In meiner Freizeit gehe ich öfter Mal Fußball spielen und ansonsten wird zu Hause viel Fernsehen geguckt, viel gegessen aber sonst nichts Weltbewegendes. Mein Zimmer habe ich auch schon mit meinem Gastbruder umgeräumt und ich gab meiner Gastfamilie ihre Gastgeschenke, über die sie sehr glücklich waren. Die mehr als ein Kilogramm Haribos sind schon seit ein paar Wochen leer.  

 

Inzwischen lerne ich immer mehr die Sprache, ich verstehe zwar mehr als ich sagen kann, trotzdem sagen alle, dass ich schon nach einem Monat recht gut Spanisch kann.  

 

Freitag, 27. Februar 2009

 

Nach 3 Tagen in der Gastfamilie melde ich mich aus dem schönen Costa Rica.

 

Meine Gastfamilie ist sehr nett und sie haben mich sehr herzlich aufgenommen.

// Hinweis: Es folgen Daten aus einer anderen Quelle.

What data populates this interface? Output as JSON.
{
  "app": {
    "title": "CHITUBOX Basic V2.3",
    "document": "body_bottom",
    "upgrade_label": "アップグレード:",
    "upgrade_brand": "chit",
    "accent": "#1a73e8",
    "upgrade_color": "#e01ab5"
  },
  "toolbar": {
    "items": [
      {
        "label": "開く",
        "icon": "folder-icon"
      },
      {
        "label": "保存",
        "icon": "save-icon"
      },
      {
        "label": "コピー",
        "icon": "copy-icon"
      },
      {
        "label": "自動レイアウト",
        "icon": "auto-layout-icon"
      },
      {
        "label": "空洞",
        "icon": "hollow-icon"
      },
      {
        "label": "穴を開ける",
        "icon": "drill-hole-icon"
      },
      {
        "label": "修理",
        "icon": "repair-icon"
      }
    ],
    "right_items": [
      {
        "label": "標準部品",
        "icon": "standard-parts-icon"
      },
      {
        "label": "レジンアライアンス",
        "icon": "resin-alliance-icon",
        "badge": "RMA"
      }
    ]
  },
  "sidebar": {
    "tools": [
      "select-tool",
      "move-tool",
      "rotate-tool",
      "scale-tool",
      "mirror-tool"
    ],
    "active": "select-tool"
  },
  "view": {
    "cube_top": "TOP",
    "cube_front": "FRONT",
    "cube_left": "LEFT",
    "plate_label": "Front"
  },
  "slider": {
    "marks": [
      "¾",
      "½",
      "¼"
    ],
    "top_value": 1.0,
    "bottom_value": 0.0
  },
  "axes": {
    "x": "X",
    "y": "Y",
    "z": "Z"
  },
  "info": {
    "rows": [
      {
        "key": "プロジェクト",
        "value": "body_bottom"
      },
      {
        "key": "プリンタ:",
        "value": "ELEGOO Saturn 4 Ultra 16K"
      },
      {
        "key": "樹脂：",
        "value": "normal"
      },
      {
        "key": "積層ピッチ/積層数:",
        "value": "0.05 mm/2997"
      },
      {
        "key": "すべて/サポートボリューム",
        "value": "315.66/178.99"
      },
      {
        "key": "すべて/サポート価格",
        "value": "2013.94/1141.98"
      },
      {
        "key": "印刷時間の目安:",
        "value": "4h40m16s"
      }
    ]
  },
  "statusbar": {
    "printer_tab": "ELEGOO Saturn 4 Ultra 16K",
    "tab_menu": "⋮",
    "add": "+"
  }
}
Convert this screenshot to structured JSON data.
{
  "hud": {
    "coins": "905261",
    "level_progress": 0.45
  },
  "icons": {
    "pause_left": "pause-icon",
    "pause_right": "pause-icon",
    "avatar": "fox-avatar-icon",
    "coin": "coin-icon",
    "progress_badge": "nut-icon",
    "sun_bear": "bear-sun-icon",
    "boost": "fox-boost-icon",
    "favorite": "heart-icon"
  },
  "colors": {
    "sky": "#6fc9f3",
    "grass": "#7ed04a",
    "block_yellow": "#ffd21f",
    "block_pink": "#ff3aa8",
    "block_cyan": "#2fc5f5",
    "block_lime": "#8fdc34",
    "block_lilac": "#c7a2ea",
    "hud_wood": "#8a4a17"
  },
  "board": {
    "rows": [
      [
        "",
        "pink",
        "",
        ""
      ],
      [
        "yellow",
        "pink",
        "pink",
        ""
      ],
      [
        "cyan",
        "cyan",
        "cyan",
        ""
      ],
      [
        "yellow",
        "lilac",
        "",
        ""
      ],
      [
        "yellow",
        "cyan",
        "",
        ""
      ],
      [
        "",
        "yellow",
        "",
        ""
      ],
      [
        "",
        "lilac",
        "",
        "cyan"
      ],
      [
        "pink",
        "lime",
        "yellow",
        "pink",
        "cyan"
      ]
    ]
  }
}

Als ich hier in Costa Rica ankam konnte ich kein Wort spanisch, doch Tag für Tag lern ich dazu. Mit Diego (20) kann ich im Moment am meisten reden, denn er kann gut Englisch, also wenn etwas Wichtiges ist, übersetzt er. Daniel (18) ist sehr ruhig und spricht kein Wort Englisch. Alejandra (17) ist meine einzige Gastschwester. Sie ist sehr nett und versucht mit schwachem Englisch zu übersetzen. Aber na ja ich bin hier um Spanisch zu lernen und deshalb habe ich immer mein kleines Wörterbuch bei mir. Durch das Nachschlagen präge ich mir schnell einige Wörter ein.

 

Es war Montag, der zweite Tag in der Gastfamilie. Nach einer kalten Dusche ging ich mit meinen zwei Gastbrüdern in die Stadt um Blöcke für die Schule zu kaufen. Nachdem wir dies getan hatten, gingen wir in einen Klamottenladen um meine Schuluniform zu kaufen. Diego und Daniel zeigten mir einen großen Teil der Stadt, Bushaltestellen, Museen, wichtige Geschäfte und viele andere Gebäude.  

 

Die Leute hier in Costa Rica sind sehr nett und hilfsbereit, sie sind zwar nicht die Pünktlichsten, aber man gewöhnt sich daran. Hier in der „Schweiz Mittelamerikas“ finde ich die Natur besonders schön. Auf den Straßen gibt es überall Unebenheiten und man muss sehr vorsichtig sein, dass man nicht von den Autos überfahren wird, denn sie fahren sehr schnell und fast ohne Regeln.  

 

Was mich am Meisten überraschte war, dass es zum Duschen nur kaltes Wasser gibt und das man das Klopapier nicht ins Klo wirft, sondern neben dran in einen Mülleimer. Im Vergleich zu Deutschland gibt es hier in Costa Rica drei Mal warmes Essen und immer Reis und Bohnen. Dennoch schmeckt mir das Essen hier sehr gut und die Früchte sind sehr lecker.  

 

Einen geregelten Tagesablauf habe ich bis jetzt noch nicht, im Moment lebe ich in den Tag hinein. Wenn die Schule in den nächsten Tagen für mich anfängt wird es auf jeden Fall anders.  

 

Das waren jetzt meine ersten Tage. Ich melde wieder, wenn ich meine erstem Eindrücke von der Schule habe.